Zakaria Sanou : Tout à fait, j’organise des formations en « Techniques nouvelles de production en aviculture, apiculture, pisciculture et en embouche animale ». Le plus souvent, ces formations se font en présentiel et en ligne pour le bonheur du grand public. Ces formations répondent à deux principaux objectifs :

Primo:  L’objectif principal de mes formations est de vulgariser les nouvelles techniques de production en élevage, d’initier les populations en production intensive animale et d’éveiller en eux cette envie de faire de l’élevage un business.

Secondo: L’objectif secondaire est de me constituer un bon fonds de roulement qui ma permettra de créer mon cabinet d’élevage et de renforcer ma production animale

Zakaria Sanou en pleine séance de formation crédit photo : Zakaria Sanou avec son accord pour utilisation

Amos Traore : le Burkina Faso traverse une grave crise sécuritaire avec un nombre élevé de personnes déplacées internes. Des personnes ont dû abandonner leur cheptel pour échapper à une mort certaine. Dans ces conditions, comment réorganiser le secteur de l’élevage ?   

Zakaria Sanou : Avec la crise sécuritaire que nous traversons, l’élevage a connu un coup dur sur quasiment tous les plans, de la production en passant par la commercialisation et l’exportation à l’international, nous avons pris cher.

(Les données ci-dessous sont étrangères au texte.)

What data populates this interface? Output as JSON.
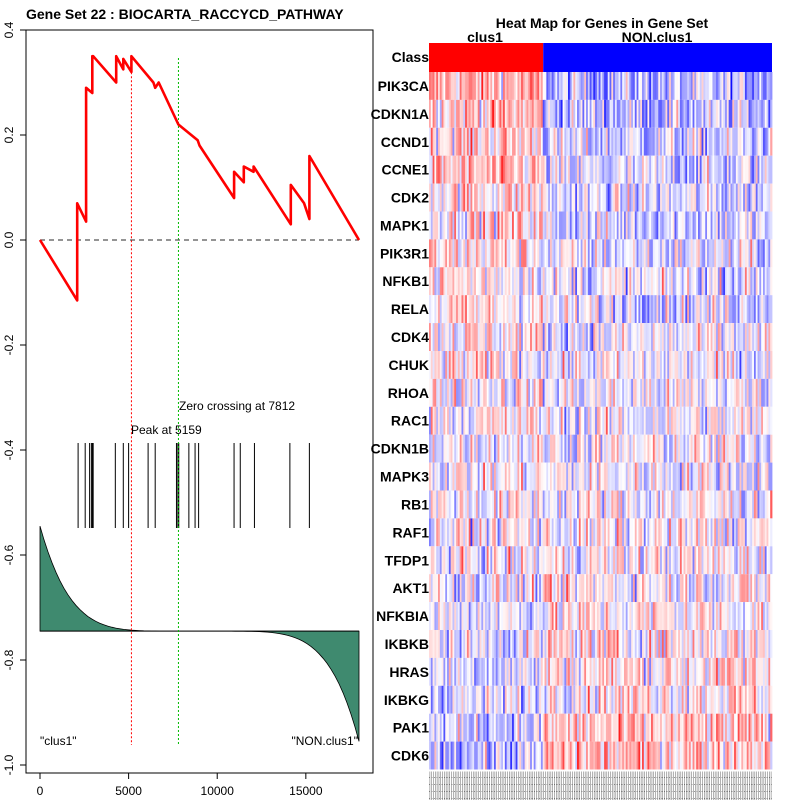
{
  "chart_data": [
    {
      "type": "line",
      "title": "Gene Set  22 : BIOCARTA_RACCYCD_PATHWAY",
      "xlabel": "",
      "ylabel": "",
      "xlim": [
        0,
        18000
      ],
      "ylim": [
        -1.0,
        0.4
      ],
      "x_ticks": [
        0,
        5000,
        10000,
        15000
      ],
      "x_tick_labels": [
        "0",
        "5000",
        "10000",
        "15000"
      ],
      "y_ticks": [
        -1.0,
        -0.8,
        -0.6,
        -0.4,
        -0.2,
        0.0,
        0.2,
        0.4
      ],
      "y_tick_labels": [
        "-1.0",
        "-0.8",
        "-0.6",
        "-0.4",
        "-0.2",
        "0.0",
        "0.2",
        "0.4"
      ],
      "series": [
        {
          "name": "running enrichment score",
          "color": "#ff0000",
          "x": [
            0,
            2100,
            2101,
            2600,
            2601,
            2950,
            2951,
            3000,
            3001,
            4300,
            4301,
            4700,
            4701,
            5159,
            5160,
            6400,
            6500,
            6700,
            7812,
            8900,
            9000,
            10950,
            10951,
            11500,
            11501,
            12050,
            12051,
            14150,
            14151,
            14900,
            14901,
            15200,
            15201,
            18000
          ],
          "values": [
            0.0,
            -0.115,
            0.07,
            0.035,
            0.29,
            0.28,
            0.35,
            0.35,
            0.35,
            0.3,
            0.35,
            0.325,
            0.345,
            0.32,
            0.35,
            0.3,
            0.29,
            0.3,
            0.22,
            0.19,
            0.18,
            0.08,
            0.13,
            0.11,
            0.14,
            0.13,
            0.14,
            0.03,
            0.105,
            0.07,
            0.07,
            0.04,
            0.16,
            0.0
          ]
        }
      ],
      "zero_line": {
        "value": 0.0,
        "style": "dashed",
        "color": "#555555"
      },
      "hit_positions": [
        2150,
        2550,
        2800,
        2900,
        2960,
        3000,
        4250,
        4700,
        5000,
        6100,
        6500,
        7700,
        7780,
        7830,
        8400,
        8750,
        8950,
        10950,
        11300,
        12100,
        14100,
        15200
      ],
      "ranked_metric": {
        "fill_color": "#3f8a6f",
        "baseline": -0.745,
        "start": -0.545,
        "end": -0.955
      },
      "annotations": {
        "peak_label": "Peak at 5159",
        "peak_x": 5159,
        "peak_color": "#ff0000",
        "zero_crossing_label": "Zero crossing at 7812",
        "zero_crossing_x": 7812,
        "zero_crossing_color": "#00bb00",
        "left_class_label": "\"clus1\"",
        "right_class_label": "\"NON.clus1\""
      }
    },
    {
      "type": "heatmap",
      "title": "Heat Map for Genes in Gene Set",
      "class_row_label": "Class",
      "class_labels": [
        "clus1",
        "NON.clus1"
      ],
      "class_colors": [
        "#ff0000",
        "#0000ff"
      ],
      "class_split_fraction": 0.333,
      "genes": [
        "PIK3CA",
        "CDKN1A",
        "CCND1",
        "CCNE1",
        "CDK2",
        "MAPK1",
        "PIK3R1",
        "NFKB1",
        "RELA",
        "CDK4",
        "CHUK",
        "RHOA",
        "RAC1",
        "CDKN1B",
        "MAPK3",
        "RB1",
        "RAF1",
        "TFDP1",
        "AKT1",
        "NFKBIA",
        "IKBKB",
        "HRAS",
        "IKBKG",
        "PAK1",
        "CDK6"
      ],
      "expression_trend": [
        0.3,
        0.26,
        0.2,
        0.2,
        0.16,
        0.16,
        0.12,
        0.1,
        0.1,
        0.08,
        0.06,
        0.05,
        0.04,
        0.02,
        0.02,
        0.01,
        0.0,
        -0.02,
        -0.04,
        -0.06,
        -0.1,
        -0.12,
        -0.14,
        -0.18,
        -0.26
      ]
    }
  ]
}
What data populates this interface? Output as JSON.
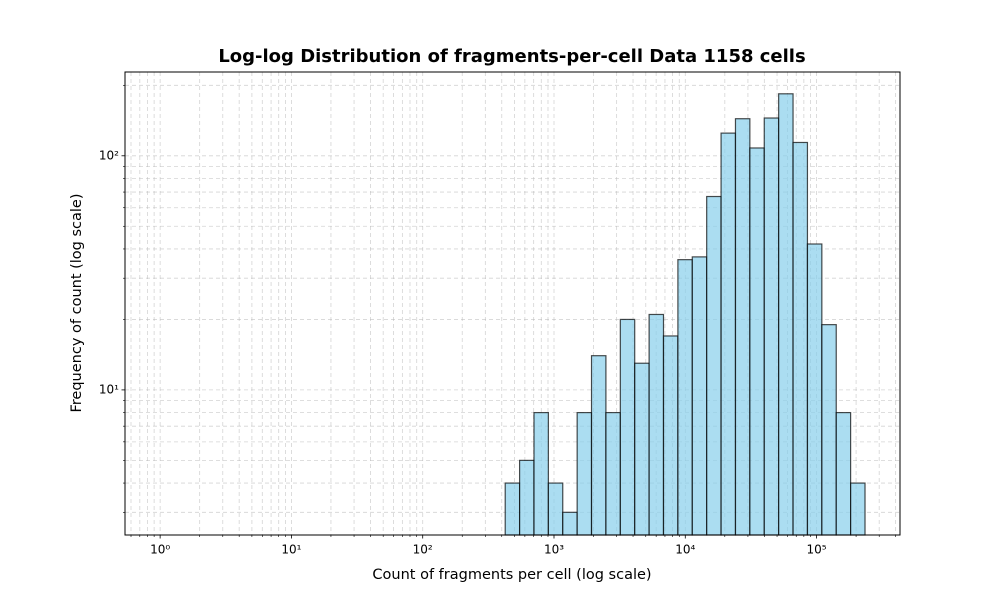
{
  "chart_data": {
    "type": "histogram",
    "title": "Log-log Distribution of fragments-per-cell Data 1158 cells",
    "xlabel": "Count of fragments per cell (log scale)",
    "ylabel": "Frequency of count (log scale)",
    "bins": [
      425,
      547,
      704,
      906,
      1166,
      1501,
      1931,
      2486,
      3201,
      4119,
      5302,
      6824,
      8785,
      11306,
      14555,
      18732,
      24114,
      31036,
      39950,
      51426,
      66206,
      85210,
      109700,
      141200,
      181700,
      233900
    ],
    "values": [
      4,
      5,
      8,
      4,
      3,
      8,
      14,
      8,
      20,
      13,
      21,
      17,
      36,
      37,
      67,
      125,
      144,
      108,
      145,
      184,
      114,
      42,
      19,
      8,
      4
    ],
    "color": "#87ceeb",
    "edgecolor": "#000000",
    "alpha": 0.7,
    "xscale": "log",
    "yscale": "log",
    "xlim": [
      0.54,
      432000
    ],
    "ylim": [
      2.4,
      228
    ],
    "xticks": [
      {
        "value": 1,
        "label": "10⁰"
      },
      {
        "value": 10,
        "label": "10¹"
      },
      {
        "value": 100,
        "label": "10²"
      },
      {
        "value": 1000,
        "label": "10³"
      },
      {
        "value": 10000,
        "label": "10⁴"
      },
      {
        "value": 100000,
        "label": "10⁵"
      }
    ],
    "yticks": [
      {
        "value": 10,
        "label": "10¹"
      },
      {
        "value": 100,
        "label": "10²"
      }
    ],
    "grid": true
  }
}
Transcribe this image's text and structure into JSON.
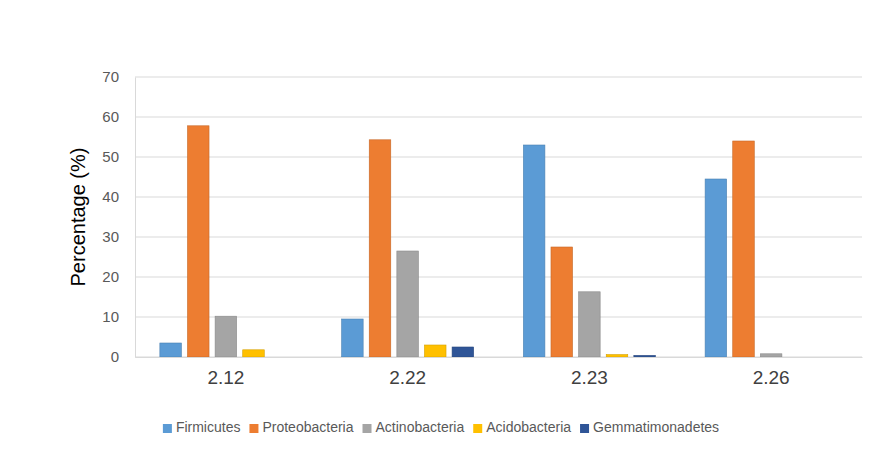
{
  "chart_data": {
    "type": "bar",
    "categories": [
      "2.12",
      "2.22",
      "2.23",
      "2.26"
    ],
    "series": [
      {
        "name": "Firmicutes",
        "color": "#5b9bd5",
        "values": [
          3.5,
          9.5,
          53,
          44.5
        ]
      },
      {
        "name": "Proteobacteria",
        "color": "#ed7d31",
        "values": [
          57.8,
          54.3,
          27.5,
          54
        ]
      },
      {
        "name": "Actinobacteria",
        "color": "#a5a5a5",
        "values": [
          10.2,
          26.5,
          16.3,
          0.8
        ]
      },
      {
        "name": "Acidobacteria",
        "color": "#ffc000",
        "values": [
          1.8,
          3.0,
          0.6,
          0
        ]
      },
      {
        "name": "Gemmatimonadetes",
        "color": "#2f5597",
        "values": [
          0,
          2.5,
          0.4,
          0
        ]
      }
    ],
    "y_label": "Percentage (%)",
    "ylim": [
      0,
      70
    ],
    "yticks": [
      0,
      10,
      20,
      30,
      40,
      50,
      60,
      70
    ],
    "grid": true,
    "legend": "bottom"
  }
}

Pour une réorganisation de l’élevage au niveau des villages, il faut d’abord trouver les voies et moyens afin de permettre un retour des personnes déplacées internes dans leur localité d’origine. Plusieurs personnes déplacées internes étaient de grands éleveurs, mais ils ont été obligés de vendre leurs cheptels pour des raisons d’insécurité.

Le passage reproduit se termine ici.